Vulnerability of Youth

In a 2020 policy paper, the American Academy of Pediatrics warned that children are “uniquely vulnerable to the persuasive effects of advertising because of immature critical thinking skills and impulse inhibition.”

“School-aged children and teenagers may be able to recognize advertising but often are not able to resist it when it is embedded within trusted social networks, encouraged by celebrity influencers, or delivered next to personalized content,” the paper noted.

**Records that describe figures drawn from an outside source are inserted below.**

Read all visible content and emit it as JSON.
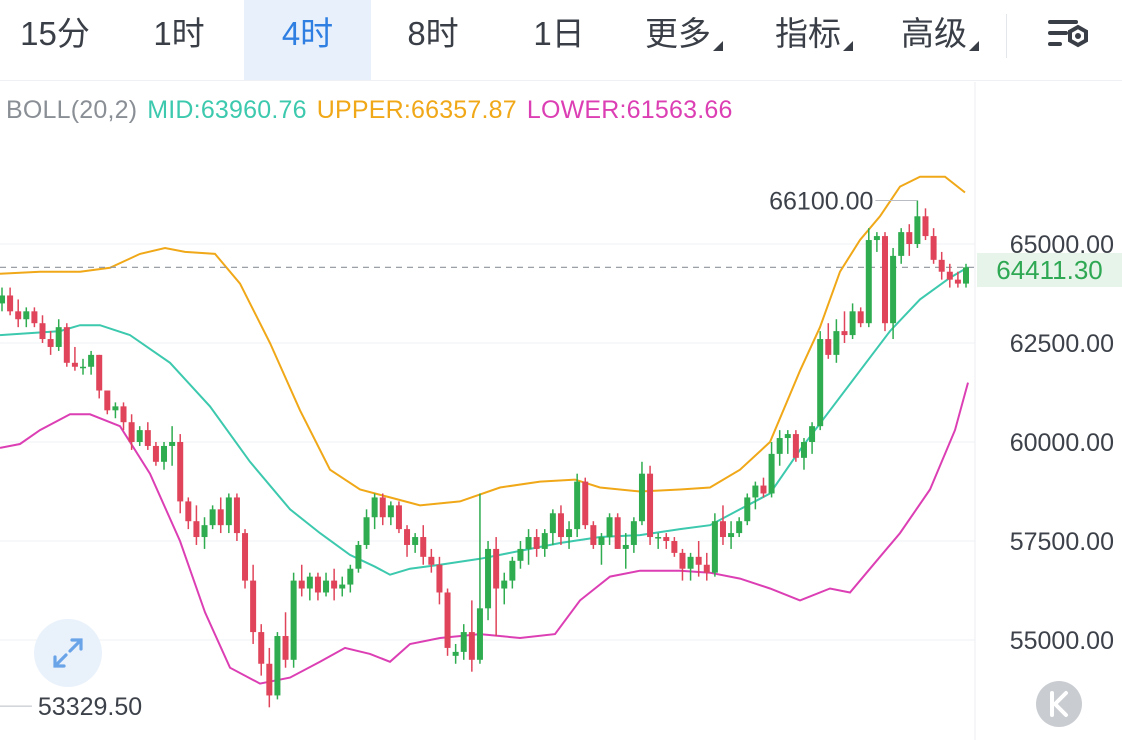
{
  "toolbar": {
    "tabs": [
      {
        "label": "15分",
        "active": false
      },
      {
        "label": "1时",
        "active": false
      },
      {
        "label": "4时",
        "active": true
      },
      {
        "label": "8时",
        "active": false
      },
      {
        "label": "1日",
        "active": false
      },
      {
        "label": "更多",
        "active": false,
        "dropdown": true
      },
      {
        "label": "指标",
        "active": false,
        "dropdown": true
      },
      {
        "label": "高级",
        "active": false,
        "dropdown": true
      }
    ],
    "settings_icon": "chart-settings-icon"
  },
  "legend": {
    "indicator": "BOLL(20,2)",
    "mid": "MID:63960.76",
    "upper": "UPPER:66357.87",
    "lower": "LOWER:61563.66"
  },
  "colors": {
    "up": "#2eac4f",
    "down": "#e0445a",
    "mid": "#3cc9ae",
    "upper": "#f0a818",
    "lower": "#dc3fb4",
    "accent": "#2f7fe3"
  },
  "chart_data": {
    "type": "candlestick",
    "indicator": "BOLL(20,2)",
    "y_ticks": [
      "65000.00",
      "62500.00",
      "60000.00",
      "57500.00",
      "55000.00"
    ],
    "ylim": [
      52650,
      67400
    ],
    "current_price": "64411.30",
    "high_marker": "66100.00",
    "low_marker": "53329.50",
    "candles": [
      [
        63500,
        63900,
        63300,
        63700
      ],
      [
        63700,
        63900,
        63200,
        63300
      ],
      [
        63300,
        63600,
        62900,
        63100
      ],
      [
        63100,
        63400,
        62900,
        63300
      ],
      [
        63300,
        63400,
        62900,
        63000
      ],
      [
        63000,
        63200,
        62500,
        62600
      ],
      [
        62600,
        62800,
        62200,
        62400
      ],
      [
        62400,
        63100,
        62300,
        62900
      ],
      [
        62900,
        63000,
        61900,
        62000
      ],
      [
        62000,
        62400,
        61800,
        61900
      ],
      [
        61900,
        62100,
        61700,
        61900
      ],
      [
        61900,
        62300,
        61700,
        62200
      ],
      [
        62200,
        62200,
        61100,
        61300
      ],
      [
        61300,
        61300,
        60700,
        60800
      ],
      [
        60800,
        61000,
        60600,
        60900
      ],
      [
        60900,
        61000,
        60300,
        60500
      ],
      [
        60500,
        60700,
        59800,
        60000
      ],
      [
        60000,
        60400,
        59900,
        60300
      ],
      [
        60300,
        60500,
        59800,
        59900
      ],
      [
        59900,
        60000,
        59400,
        59500
      ],
      [
        59500,
        60000,
        59300,
        59900
      ],
      [
        59900,
        60400,
        59400,
        60000
      ],
      [
        60000,
        60200,
        58200,
        58500
      ],
      [
        58500,
        58600,
        57800,
        58000
      ],
      [
        58000,
        58400,
        57400,
        57600
      ],
      [
        57600,
        58100,
        57300,
        57900
      ],
      [
        57900,
        58400,
        57800,
        58300
      ],
      [
        58300,
        58600,
        57700,
        57900
      ],
      [
        57900,
        58700,
        57700,
        58600
      ],
      [
        58600,
        58700,
        57500,
        57700
      ],
      [
        57700,
        57800,
        56300,
        56500
      ],
      [
        56500,
        56900,
        54900,
        55200
      ],
      [
        55200,
        55400,
        54100,
        54400
      ],
      [
        54400,
        54800,
        53300,
        53600
      ],
      [
        53600,
        55200,
        53500,
        55100
      ],
      [
        55100,
        55700,
        54300,
        54500
      ],
      [
        54500,
        56700,
        54300,
        56500
      ],
      [
        56500,
        56900,
        56100,
        56300
      ],
      [
        56300,
        56700,
        56000,
        56600
      ],
      [
        56600,
        56700,
        56000,
        56200
      ],
      [
        56200,
        56700,
        56100,
        56500
      ],
      [
        56500,
        56800,
        56000,
        56300
      ],
      [
        56300,
        56600,
        56100,
        56400
      ],
      [
        56400,
        56900,
        56200,
        56800
      ],
      [
        56800,
        57500,
        56700,
        57400
      ],
      [
        57400,
        58300,
        57300,
        58100
      ],
      [
        58100,
        58700,
        57800,
        58600
      ],
      [
        58600,
        58700,
        57900,
        58100
      ],
      [
        58100,
        58500,
        57900,
        58400
      ],
      [
        58400,
        58500,
        57700,
        57800
      ],
      [
        57800,
        57900,
        57100,
        57400
      ],
      [
        57400,
        57700,
        57200,
        57600
      ],
      [
        57600,
        57900,
        56900,
        57100
      ],
      [
        57100,
        57300,
        56700,
        56900
      ],
      [
        56900,
        57100,
        55900,
        56200
      ],
      [
        56200,
        56300,
        54600,
        54800
      ],
      [
        54600,
        54900,
        54400,
        54700
      ],
      [
        54700,
        55400,
        54500,
        55200
      ],
      [
        55200,
        56000,
        54200,
        54500
      ],
      [
        54500,
        58700,
        54400,
        55800
      ],
      [
        55800,
        57500,
        55500,
        57300
      ],
      [
        57300,
        57600,
        55100,
        56300
      ],
      [
        56300,
        56700,
        55900,
        56500
      ],
      [
        56500,
        57100,
        56300,
        57000
      ],
      [
        57000,
        57500,
        56800,
        57300
      ],
      [
        57300,
        57800,
        56900,
        57600
      ],
      [
        57600,
        57800,
        57100,
        57300
      ],
      [
        57300,
        57800,
        57100,
        57700
      ],
      [
        57700,
        58300,
        57400,
        58200
      ],
      [
        58200,
        58400,
        57400,
        57600
      ],
      [
        57600,
        58000,
        57300,
        57800
      ],
      [
        57800,
        59200,
        57600,
        59000
      ],
      [
        59000,
        59100,
        57800,
        57900
      ],
      [
        57900,
        58000,
        57300,
        57400
      ],
      [
        57400,
        57700,
        56900,
        57600
      ],
      [
        57600,
        58200,
        57400,
        58100
      ],
      [
        58100,
        58200,
        57300,
        57300
      ],
      [
        57300,
        57700,
        56800,
        57400
      ],
      [
        57400,
        58100,
        57200,
        58000
      ],
      [
        58000,
        59500,
        57900,
        59200
      ],
      [
        59200,
        59400,
        57400,
        57600
      ],
      [
        57600,
        57700,
        57300,
        57600
      ],
      [
        57600,
        57700,
        57300,
        57500
      ],
      [
        57500,
        57600,
        57100,
        57200
      ],
      [
        57200,
        57300,
        56500,
        56800
      ],
      [
        56800,
        57200,
        56500,
        57100
      ],
      [
        57100,
        57500,
        56600,
        56900
      ],
      [
        56900,
        57200,
        56500,
        56700
      ],
      [
        56700,
        58200,
        56600,
        58000
      ],
      [
        58000,
        58400,
        57400,
        57600
      ],
      [
        57600,
        58000,
        57300,
        57700
      ],
      [
        57700,
        58100,
        57600,
        58000
      ],
      [
        58000,
        58700,
        57900,
        58600
      ],
      [
        58600,
        59000,
        58300,
        58900
      ],
      [
        58900,
        59100,
        58600,
        58700
      ],
      [
        58700,
        60000,
        58600,
        59700
      ],
      [
        59700,
        60300,
        59400,
        60100
      ],
      [
        60100,
        60300,
        59700,
        60200
      ],
      [
        60200,
        60300,
        59500,
        59600
      ],
      [
        59600,
        60100,
        59300,
        60000
      ],
      [
        60000,
        60500,
        59700,
        60400
      ],
      [
        60400,
        62800,
        60300,
        62600
      ],
      [
        62600,
        63000,
        62100,
        62200
      ],
      [
        62200,
        63100,
        62000,
        62800
      ],
      [
        62800,
        63300,
        62500,
        62700
      ],
      [
        62700,
        63500,
        62600,
        63300
      ],
      [
        63300,
        63400,
        62900,
        63000
      ],
      [
        63000,
        65400,
        62900,
        65100
      ],
      [
        65100,
        65300,
        64800,
        65200
      ],
      [
        65200,
        65300,
        62800,
        63000
      ],
      [
        63000,
        64900,
        62600,
        64700
      ],
      [
        64700,
        65400,
        64500,
        65300
      ],
      [
        65300,
        65500,
        64700,
        65000
      ],
      [
        65000,
        66100,
        64900,
        65700
      ],
      [
        65700,
        65900,
        65100,
        65200
      ],
      [
        65200,
        65400,
        64500,
        64600
      ],
      [
        64600,
        64800,
        64100,
        64300
      ],
      [
        64300,
        64500,
        63900,
        64100
      ],
      [
        64100,
        64300,
        63900,
        64000
      ],
      [
        64000,
        64500,
        63900,
        64411
      ]
    ],
    "boll_mid": [
      [
        0,
        62700
      ],
      [
        60,
        62800
      ],
      [
        80,
        62950
      ],
      [
        100,
        62950
      ],
      [
        130,
        62700
      ],
      [
        170,
        62000
      ],
      [
        210,
        60900
      ],
      [
        250,
        59500
      ],
      [
        290,
        58300
      ],
      [
        320,
        57700
      ],
      [
        350,
        57150
      ],
      [
        375,
        56850
      ],
      [
        390,
        56650
      ],
      [
        410,
        56800
      ],
      [
        440,
        56900
      ],
      [
        480,
        57050
      ],
      [
        520,
        57250
      ],
      [
        560,
        57450
      ],
      [
        600,
        57600
      ],
      [
        640,
        57650
      ],
      [
        680,
        57800
      ],
      [
        710,
        57900
      ],
      [
        740,
        58300
      ],
      [
        770,
        58700
      ],
      [
        800,
        59800
      ],
      [
        830,
        60800
      ],
      [
        860,
        61800
      ],
      [
        890,
        62800
      ],
      [
        920,
        63600
      ],
      [
        950,
        64150
      ],
      [
        968,
        64411
      ]
    ],
    "boll_upper": [
      [
        0,
        64250
      ],
      [
        40,
        64300
      ],
      [
        80,
        64300
      ],
      [
        110,
        64400
      ],
      [
        140,
        64750
      ],
      [
        165,
        64900
      ],
      [
        185,
        64800
      ],
      [
        215,
        64750
      ],
      [
        240,
        64000
      ],
      [
        270,
        62500
      ],
      [
        300,
        60800
      ],
      [
        330,
        59300
      ],
      [
        360,
        58800
      ],
      [
        390,
        58600
      ],
      [
        420,
        58400
      ],
      [
        460,
        58500
      ],
      [
        500,
        58850
      ],
      [
        540,
        59000
      ],
      [
        575,
        59050
      ],
      [
        600,
        58850
      ],
      [
        640,
        58750
      ],
      [
        680,
        58800
      ],
      [
        710,
        58850
      ],
      [
        740,
        59300
      ],
      [
        770,
        60000
      ],
      [
        800,
        61800
      ],
      [
        820,
        62900
      ],
      [
        840,
        64300
      ],
      [
        860,
        65100
      ],
      [
        880,
        65700
      ],
      [
        900,
        66450
      ],
      [
        920,
        66700
      ],
      [
        945,
        66700
      ],
      [
        965,
        66300
      ]
    ],
    "boll_lower": [
      [
        0,
        59850
      ],
      [
        20,
        59950
      ],
      [
        40,
        60300
      ],
      [
        70,
        60700
      ],
      [
        90,
        60700
      ],
      [
        120,
        60400
      ],
      [
        150,
        59200
      ],
      [
        180,
        57500
      ],
      [
        205,
        55700
      ],
      [
        230,
        54300
      ],
      [
        260,
        53900
      ],
      [
        290,
        54050
      ],
      [
        320,
        54450
      ],
      [
        345,
        54800
      ],
      [
        370,
        54650
      ],
      [
        390,
        54450
      ],
      [
        410,
        54900
      ],
      [
        440,
        55050
      ],
      [
        480,
        55150
      ],
      [
        520,
        55050
      ],
      [
        555,
        55150
      ],
      [
        580,
        56000
      ],
      [
        610,
        56600
      ],
      [
        640,
        56750
      ],
      [
        680,
        56750
      ],
      [
        710,
        56700
      ],
      [
        740,
        56550
      ],
      [
        770,
        56300
      ],
      [
        800,
        56000
      ],
      [
        830,
        56300
      ],
      [
        850,
        56200
      ],
      [
        870,
        56800
      ],
      [
        900,
        57700
      ],
      [
        930,
        58800
      ],
      [
        955,
        60300
      ],
      [
        968,
        61500
      ]
    ]
  }
}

As concerns about social media and children’s mental health grow, the Federal Trade Commission earlier this month proposed sweeping changes to a decades-old law that regulates how online companies can track and advertise to children. The proposed changes include turning off targeted ads to kids under 13 by default, and limiting push notifications.

According to the estimates of the Harvard study, YouTube derived the greatest ad revenue from users 12 and under ($960 million), followed by Instagram ($800 million) and Facebook ($137 million).

Instagram, meanwhile, derived the greatest ad revenue from users aged 13-17 ($4 billion), followed by TikTok ($2 billion) and YouTube ($1.2 billion).

X was last on the list for all ages, with less than $70 million in ad revenue for all users aged 0-17.

The researchers also estimated that Snapchat derived the greatest share of its overall 2022 ad revenue from users under 18 (41 percent), followed by TikTok (35 percent), YouTube (27 percent), and Instagram (16 percent).

The Associated Press contributed to this article.